I’m not sure if the Tetris community is in a state where this is worthwhile pushing. But I can see “future video games”, especially competitive ones, needing other online GUIs, calculators, and other such web-application support to help discussion.
Any web-experts out there wanna muse on this subject with me?
Ah yes, I was editing #5 and #6 in as you posted this.
IIRC, remote iframe renderings is a big security no-no. Or at least… it was in the PHP5 days like 10+ years ago. Is that still a security problem today?
Nominally, “information” is what needs to be published, and in a form that has maximum compatibility with as many browsers as possible. A crazy Fumen->.mp4 -> <video>x264-encoded thingy</video> could be the answer, assuming that there’s a cross-platform way to provide frame-by-frame click GUIs.
The <video> thing is a bit of a longshot. But that could in practice be solved with a bot that listens for particular strings in a !tetris_community.
I think the iframe thing makes sense technically to my brain, but I foresee security concerns… concerns that I honestly don’t fully understand due my lack of web-experience.
I can’t swear on it, but afaik iframes are fully sanboxed.
I just saw the updates regarding encoding it as a video, there isn’t a good way to provide a slideshow without at least some JS, which kind of defeats the purpose of compatibility/universality. My take is that the iframe + light JS to mount it is the least headache and the most compatible.

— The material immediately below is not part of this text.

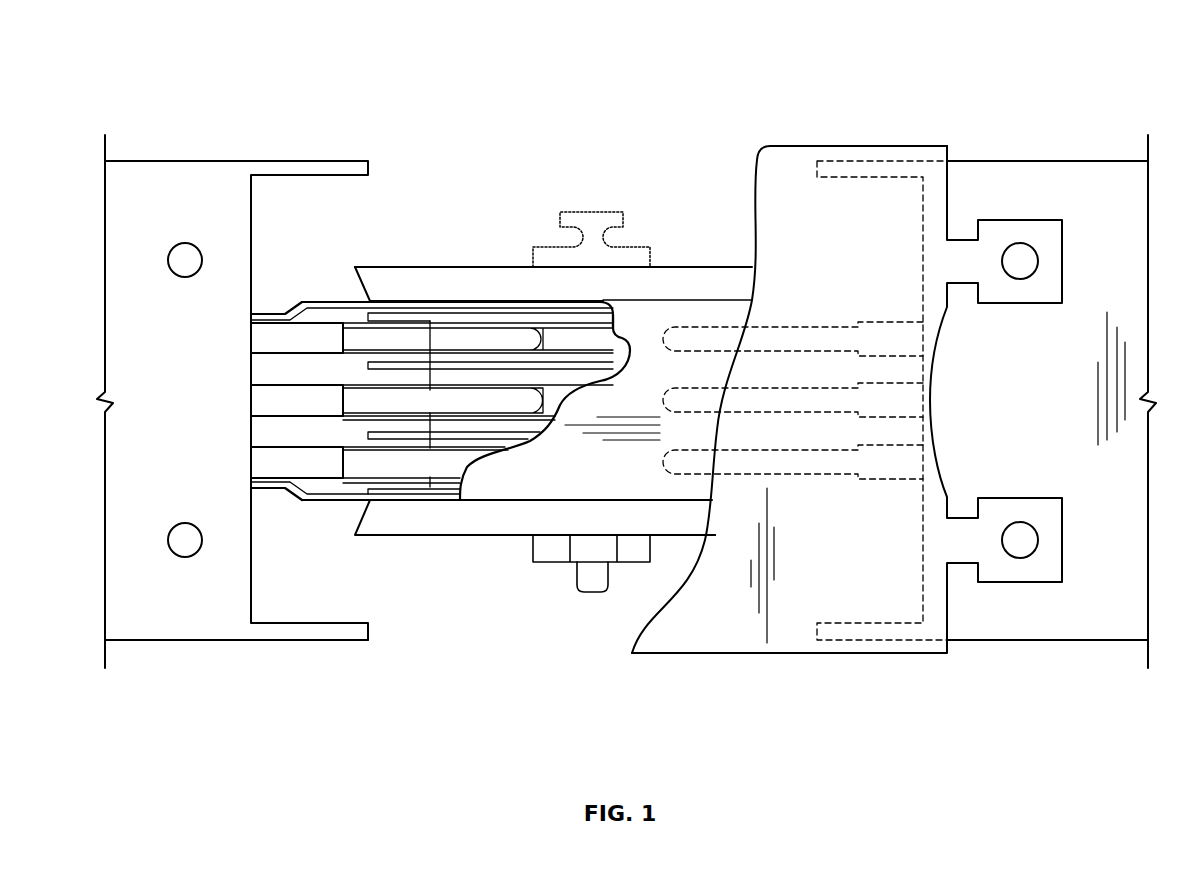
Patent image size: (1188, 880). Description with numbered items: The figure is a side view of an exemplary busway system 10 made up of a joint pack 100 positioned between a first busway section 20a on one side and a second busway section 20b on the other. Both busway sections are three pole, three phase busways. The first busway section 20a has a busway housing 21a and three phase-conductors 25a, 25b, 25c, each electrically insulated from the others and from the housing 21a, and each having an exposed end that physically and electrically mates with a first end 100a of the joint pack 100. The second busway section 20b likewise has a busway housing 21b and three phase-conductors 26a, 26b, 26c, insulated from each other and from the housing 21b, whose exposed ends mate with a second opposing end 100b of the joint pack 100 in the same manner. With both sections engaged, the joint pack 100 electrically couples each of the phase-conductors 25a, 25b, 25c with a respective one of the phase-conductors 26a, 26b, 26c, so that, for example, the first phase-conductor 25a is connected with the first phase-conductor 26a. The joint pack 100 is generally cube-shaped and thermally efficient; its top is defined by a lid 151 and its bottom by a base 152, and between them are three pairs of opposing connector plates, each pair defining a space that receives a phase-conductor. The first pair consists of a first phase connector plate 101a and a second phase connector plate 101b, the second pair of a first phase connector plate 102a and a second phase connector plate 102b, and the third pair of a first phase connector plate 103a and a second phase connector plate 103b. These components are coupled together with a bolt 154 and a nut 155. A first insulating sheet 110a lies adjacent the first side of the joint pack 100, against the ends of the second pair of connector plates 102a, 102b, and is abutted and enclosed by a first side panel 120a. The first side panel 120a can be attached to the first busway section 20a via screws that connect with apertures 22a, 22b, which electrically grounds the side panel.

Also worth mentioning, iframes have a sandbox attribute which can be used to lock down which browser APIs it has access to (they can’t access much out of the box anyway, but this allows further locking down).
Say you have a webserver rendering the Fumen sequence, you could have the step buttons just be links to the next/previous steps. This would require no JS to run within the iframe, which is a great step to harden security even further.